Dalam hal terjadi keterlambatan pembayaran atau default, lembaga keuangan syariah dapat memberlakukan denda sebagai sanksi, namun denda ini tidak boleh dijadikan sebagai sumber pendapatan melainkan untuk kepentingan sosial. Penyitaan barang juga dibolehkan dalam kondisi tertentu, namun harus dilakukan dengan adil dan sesuai prosedur syariah. Pembeli juga berhak mendapatkan ganti rugi jika barang disita sebelum lunas sesuai dengan persentase kepemilikan yang sudah diakumulasi.

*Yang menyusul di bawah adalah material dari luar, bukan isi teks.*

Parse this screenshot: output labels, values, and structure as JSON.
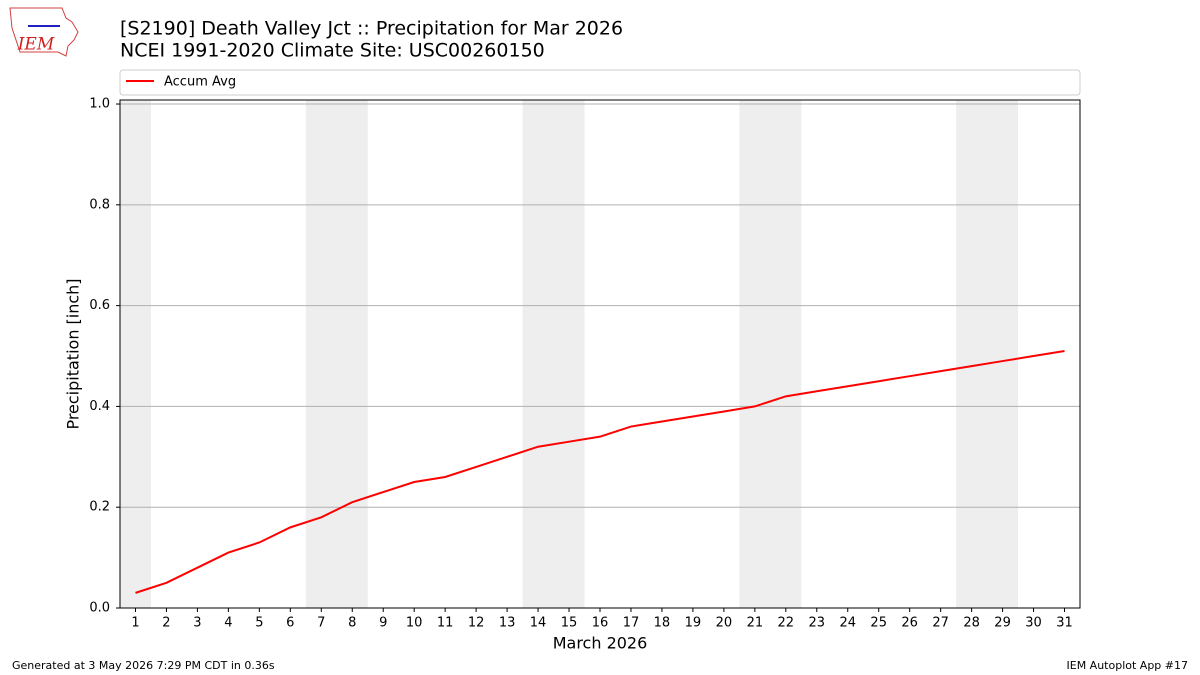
{
  "chart_data": {
    "type": "line",
    "title": "[S2190] Death Valley Jct :: Precipitation for Mar 2026",
    "subtitle": "NCEI 1991-2020 Climate Site: USC00260150",
    "x_label": "March 2026",
    "y_label": "Precipitation [inch]",
    "x": [
      1,
      2,
      3,
      4,
      5,
      6,
      7,
      8,
      9,
      10,
      11,
      12,
      13,
      14,
      15,
      16,
      17,
      18,
      19,
      20,
      21,
      22,
      23,
      24,
      25,
      26,
      27,
      28,
      29,
      30,
      31
    ],
    "series": [
      {
        "name": "Accum Avg",
        "color": "#ff0000",
        "values": [
          0.03,
          0.05,
          0.08,
          0.11,
          0.13,
          0.16,
          0.18,
          0.21,
          0.23,
          0.25,
          0.26,
          0.28,
          0.3,
          0.32,
          0.33,
          0.34,
          0.36,
          0.37,
          0.38,
          0.39,
          0.4,
          0.42,
          0.43,
          0.44,
          0.45,
          0.46,
          0.47,
          0.48,
          0.49,
          0.5,
          0.51
        ]
      }
    ],
    "shaded_spans": [
      [
        0.5,
        1.5
      ],
      [
        6.5,
        8.5
      ],
      [
        13.5,
        15.5
      ],
      [
        20.5,
        22.5
      ],
      [
        27.5,
        29.5
      ]
    ],
    "shade_color": "#eeeeee",
    "xlim": [
      0.5,
      31.5
    ],
    "xticks": [
      1,
      2,
      3,
      4,
      5,
      6,
      7,
      8,
      9,
      10,
      11,
      12,
      13,
      14,
      15,
      16,
      17,
      18,
      19,
      20,
      21,
      22,
      23,
      24,
      25,
      26,
      27,
      28,
      29,
      30,
      31
    ],
    "ylim": [
      0,
      1.008
    ],
    "yticks": [
      {
        "value": 0,
        "label": "0.0"
      },
      0.2,
      0.4,
      0.6,
      0.8,
      {
        "value": 1,
        "label": "1.0"
      }
    ],
    "grid": true,
    "legend": "top",
    "logo": "IEM",
    "footer_left": "Generated at 3 May 2026 7:29 PM CDT in 0.36s",
    "footer_right": "IEM Autoplot App #17"
  }
}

Dengan demikian, hukum kredit motor melalui leasing dalam perspektif Islam dapat diterima selama tidak melanggar prinsip-prinsip syariah seperti larangan riba, judi, atau kecurangan. Perbedaan harga antara tunai dan kredit bukanlah masalah selama transaksi dilakukan dengan jelas dan tidak merugikan pihak-pihak yang terlibat. Semua ini bertujuan untuk menciptakan transaksi ekonomi yang adil dan berkeadilan sesuai dengan ajaran Islam.
Semoga penjelasan ini dapat memberikan gambaran yang lebih jelas mengenai hukum kredit motor pada leasing dalam konteks syariah Islam. Wassalamualaikum wr wb.